The price starts at 28,800 yuan, or about $4,460. A model with air conditioning sells for $5,000. "If you make a 13,000 yuan down payment, the rest will be interest-free," a salesman told Nikkei.
While it can't meet Tesla's range or performance, it is convenient and is priced well, making it one of China's best selling new EVs. It has been a win for SAIC Motor, which holds a majority stake in SAIC-GM-Wuling.
The car is called "the people's commuting tool," and can go 120 km on a full charge, at up to 100 kph. It can be charged from a standard outlet. "Consumers give high marks to its low cost and its design," auto analyst Alan Kang said. "It's sold especially well in Henan and Shandong provinces."

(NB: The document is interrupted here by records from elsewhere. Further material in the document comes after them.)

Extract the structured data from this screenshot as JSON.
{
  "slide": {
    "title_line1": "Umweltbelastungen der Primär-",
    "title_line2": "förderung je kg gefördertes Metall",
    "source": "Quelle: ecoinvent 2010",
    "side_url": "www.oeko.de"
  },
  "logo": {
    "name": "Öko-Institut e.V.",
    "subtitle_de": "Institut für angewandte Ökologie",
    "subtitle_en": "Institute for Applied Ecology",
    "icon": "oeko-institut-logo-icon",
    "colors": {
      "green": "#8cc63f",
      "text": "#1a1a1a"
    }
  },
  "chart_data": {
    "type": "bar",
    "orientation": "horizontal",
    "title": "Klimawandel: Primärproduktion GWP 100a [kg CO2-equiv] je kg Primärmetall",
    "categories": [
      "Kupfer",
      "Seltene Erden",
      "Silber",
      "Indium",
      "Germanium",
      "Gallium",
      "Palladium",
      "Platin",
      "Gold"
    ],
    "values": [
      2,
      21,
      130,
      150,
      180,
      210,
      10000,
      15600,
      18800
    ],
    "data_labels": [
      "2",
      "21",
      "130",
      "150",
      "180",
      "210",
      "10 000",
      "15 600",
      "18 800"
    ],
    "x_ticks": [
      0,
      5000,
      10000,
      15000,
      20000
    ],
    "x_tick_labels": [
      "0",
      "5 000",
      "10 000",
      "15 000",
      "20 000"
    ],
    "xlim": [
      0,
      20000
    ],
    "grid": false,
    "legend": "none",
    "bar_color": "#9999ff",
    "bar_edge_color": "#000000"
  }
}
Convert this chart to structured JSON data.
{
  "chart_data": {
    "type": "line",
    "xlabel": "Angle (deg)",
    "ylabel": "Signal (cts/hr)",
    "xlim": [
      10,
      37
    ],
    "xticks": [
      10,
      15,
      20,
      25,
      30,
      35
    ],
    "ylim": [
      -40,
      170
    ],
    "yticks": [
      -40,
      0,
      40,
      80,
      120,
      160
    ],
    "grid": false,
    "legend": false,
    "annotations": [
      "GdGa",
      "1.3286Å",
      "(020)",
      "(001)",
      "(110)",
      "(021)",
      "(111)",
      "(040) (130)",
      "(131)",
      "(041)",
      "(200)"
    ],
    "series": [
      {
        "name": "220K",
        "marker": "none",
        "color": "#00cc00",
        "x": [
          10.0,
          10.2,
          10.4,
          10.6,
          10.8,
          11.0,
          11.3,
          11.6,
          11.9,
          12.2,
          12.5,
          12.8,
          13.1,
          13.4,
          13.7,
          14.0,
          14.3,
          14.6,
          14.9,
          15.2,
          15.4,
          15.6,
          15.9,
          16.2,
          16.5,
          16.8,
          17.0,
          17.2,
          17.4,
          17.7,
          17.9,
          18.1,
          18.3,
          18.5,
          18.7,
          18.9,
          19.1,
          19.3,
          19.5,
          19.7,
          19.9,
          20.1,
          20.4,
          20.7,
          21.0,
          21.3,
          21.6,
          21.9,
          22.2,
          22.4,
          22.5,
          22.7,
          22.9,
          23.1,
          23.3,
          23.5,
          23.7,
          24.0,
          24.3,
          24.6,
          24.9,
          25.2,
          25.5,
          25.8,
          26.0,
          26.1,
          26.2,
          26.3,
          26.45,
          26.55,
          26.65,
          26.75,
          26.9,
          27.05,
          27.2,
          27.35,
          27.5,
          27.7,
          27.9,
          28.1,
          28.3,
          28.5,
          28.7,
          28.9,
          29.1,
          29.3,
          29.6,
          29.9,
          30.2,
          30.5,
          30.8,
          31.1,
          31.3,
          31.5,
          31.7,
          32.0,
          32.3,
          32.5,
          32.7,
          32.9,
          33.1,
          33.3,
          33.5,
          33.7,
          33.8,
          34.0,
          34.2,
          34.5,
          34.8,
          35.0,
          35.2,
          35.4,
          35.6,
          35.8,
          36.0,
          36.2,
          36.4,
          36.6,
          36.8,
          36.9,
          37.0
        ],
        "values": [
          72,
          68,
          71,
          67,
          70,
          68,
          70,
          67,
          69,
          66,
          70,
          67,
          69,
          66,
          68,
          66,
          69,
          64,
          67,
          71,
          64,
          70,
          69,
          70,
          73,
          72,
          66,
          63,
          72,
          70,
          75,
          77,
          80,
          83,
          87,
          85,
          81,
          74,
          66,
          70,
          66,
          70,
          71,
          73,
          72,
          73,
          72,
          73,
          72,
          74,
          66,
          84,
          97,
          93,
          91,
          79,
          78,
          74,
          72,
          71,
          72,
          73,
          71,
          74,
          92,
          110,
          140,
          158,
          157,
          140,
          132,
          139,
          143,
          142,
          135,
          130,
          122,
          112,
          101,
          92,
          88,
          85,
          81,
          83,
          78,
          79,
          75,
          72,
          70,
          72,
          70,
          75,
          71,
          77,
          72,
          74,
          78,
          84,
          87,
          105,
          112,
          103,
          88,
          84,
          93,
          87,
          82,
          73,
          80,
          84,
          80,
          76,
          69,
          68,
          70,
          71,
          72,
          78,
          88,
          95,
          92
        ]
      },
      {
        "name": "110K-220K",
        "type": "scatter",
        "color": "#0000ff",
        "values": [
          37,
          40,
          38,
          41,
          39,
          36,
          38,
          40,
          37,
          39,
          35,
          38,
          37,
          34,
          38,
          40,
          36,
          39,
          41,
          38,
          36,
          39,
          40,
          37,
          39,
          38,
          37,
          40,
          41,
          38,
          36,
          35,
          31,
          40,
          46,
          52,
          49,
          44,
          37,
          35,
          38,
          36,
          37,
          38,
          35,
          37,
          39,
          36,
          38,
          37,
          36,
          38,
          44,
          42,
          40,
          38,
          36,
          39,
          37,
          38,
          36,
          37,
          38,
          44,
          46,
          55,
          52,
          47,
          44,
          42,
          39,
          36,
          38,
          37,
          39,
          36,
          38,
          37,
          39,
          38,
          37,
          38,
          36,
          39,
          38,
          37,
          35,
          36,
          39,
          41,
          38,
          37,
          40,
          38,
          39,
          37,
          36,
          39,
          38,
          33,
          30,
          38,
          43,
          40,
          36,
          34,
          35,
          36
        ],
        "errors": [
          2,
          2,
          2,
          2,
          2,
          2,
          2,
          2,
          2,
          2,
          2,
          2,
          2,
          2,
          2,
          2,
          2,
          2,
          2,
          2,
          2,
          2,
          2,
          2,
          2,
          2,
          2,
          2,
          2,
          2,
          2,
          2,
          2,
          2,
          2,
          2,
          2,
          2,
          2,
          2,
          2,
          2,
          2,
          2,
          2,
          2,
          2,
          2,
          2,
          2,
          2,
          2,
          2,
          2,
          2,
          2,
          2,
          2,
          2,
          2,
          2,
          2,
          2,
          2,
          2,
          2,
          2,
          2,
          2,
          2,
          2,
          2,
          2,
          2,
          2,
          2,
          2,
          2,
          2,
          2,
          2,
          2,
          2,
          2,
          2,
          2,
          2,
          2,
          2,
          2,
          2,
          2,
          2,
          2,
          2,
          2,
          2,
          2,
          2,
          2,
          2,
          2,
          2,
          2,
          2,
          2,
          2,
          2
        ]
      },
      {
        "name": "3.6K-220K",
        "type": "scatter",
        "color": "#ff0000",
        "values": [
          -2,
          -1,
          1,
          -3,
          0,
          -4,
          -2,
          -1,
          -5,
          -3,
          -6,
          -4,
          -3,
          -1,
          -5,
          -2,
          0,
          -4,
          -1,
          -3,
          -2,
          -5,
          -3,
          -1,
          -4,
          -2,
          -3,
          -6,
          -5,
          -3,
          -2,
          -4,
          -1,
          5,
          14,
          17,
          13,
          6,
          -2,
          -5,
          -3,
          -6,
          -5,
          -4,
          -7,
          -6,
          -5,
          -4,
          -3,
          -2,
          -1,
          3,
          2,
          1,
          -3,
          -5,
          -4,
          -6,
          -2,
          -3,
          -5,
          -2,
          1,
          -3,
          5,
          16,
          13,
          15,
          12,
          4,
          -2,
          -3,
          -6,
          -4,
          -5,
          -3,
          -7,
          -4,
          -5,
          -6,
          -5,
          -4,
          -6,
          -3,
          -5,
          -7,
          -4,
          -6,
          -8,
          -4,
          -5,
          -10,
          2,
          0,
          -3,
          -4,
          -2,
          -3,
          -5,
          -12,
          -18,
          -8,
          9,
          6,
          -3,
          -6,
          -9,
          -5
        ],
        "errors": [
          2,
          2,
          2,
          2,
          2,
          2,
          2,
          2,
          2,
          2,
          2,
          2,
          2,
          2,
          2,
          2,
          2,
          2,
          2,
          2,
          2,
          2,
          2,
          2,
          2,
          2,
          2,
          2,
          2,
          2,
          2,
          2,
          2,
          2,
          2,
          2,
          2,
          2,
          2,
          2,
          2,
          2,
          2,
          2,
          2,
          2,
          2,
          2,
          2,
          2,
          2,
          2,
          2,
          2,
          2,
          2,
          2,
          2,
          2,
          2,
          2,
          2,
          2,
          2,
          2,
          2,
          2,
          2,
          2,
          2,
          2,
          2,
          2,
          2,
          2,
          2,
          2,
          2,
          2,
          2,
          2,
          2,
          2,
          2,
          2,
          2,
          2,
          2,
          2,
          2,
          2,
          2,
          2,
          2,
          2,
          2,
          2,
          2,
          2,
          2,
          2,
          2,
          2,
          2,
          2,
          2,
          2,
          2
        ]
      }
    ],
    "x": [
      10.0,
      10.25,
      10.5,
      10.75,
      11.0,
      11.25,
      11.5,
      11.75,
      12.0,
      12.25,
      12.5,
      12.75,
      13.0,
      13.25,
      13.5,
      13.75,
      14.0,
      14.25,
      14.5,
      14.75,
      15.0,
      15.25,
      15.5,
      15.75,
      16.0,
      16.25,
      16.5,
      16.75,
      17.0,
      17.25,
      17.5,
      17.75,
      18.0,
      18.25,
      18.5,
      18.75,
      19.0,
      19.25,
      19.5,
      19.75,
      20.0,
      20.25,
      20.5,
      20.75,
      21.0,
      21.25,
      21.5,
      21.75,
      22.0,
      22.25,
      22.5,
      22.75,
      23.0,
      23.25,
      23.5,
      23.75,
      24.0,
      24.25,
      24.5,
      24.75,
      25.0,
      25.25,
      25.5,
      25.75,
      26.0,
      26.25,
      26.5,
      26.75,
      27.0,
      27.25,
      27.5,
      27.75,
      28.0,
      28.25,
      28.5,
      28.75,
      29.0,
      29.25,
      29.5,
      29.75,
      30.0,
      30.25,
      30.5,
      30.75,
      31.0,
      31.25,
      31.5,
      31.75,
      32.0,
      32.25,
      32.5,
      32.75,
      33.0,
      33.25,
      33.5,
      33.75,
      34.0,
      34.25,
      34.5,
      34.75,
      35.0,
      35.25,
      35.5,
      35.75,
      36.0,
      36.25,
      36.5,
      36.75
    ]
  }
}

The EV can be operated without a license, but cannot be driven on highways. But that has just increased its embrace in third tier cities, where more than 60% of its sales take place.
Wuling also says it plans on selling its Hong Guang Mini outside of China eventually. It has already "partnered with a Latvian automaker to sell a version of the car in Europe," according to Nikkei.
"There was a lot of support from consumers whose incomes fell due to the coronavirus," one dealer said. "Purchases from the middle class have grown due to the pent-up urge to spend from being unable to go on vacation overseas," an industry source said.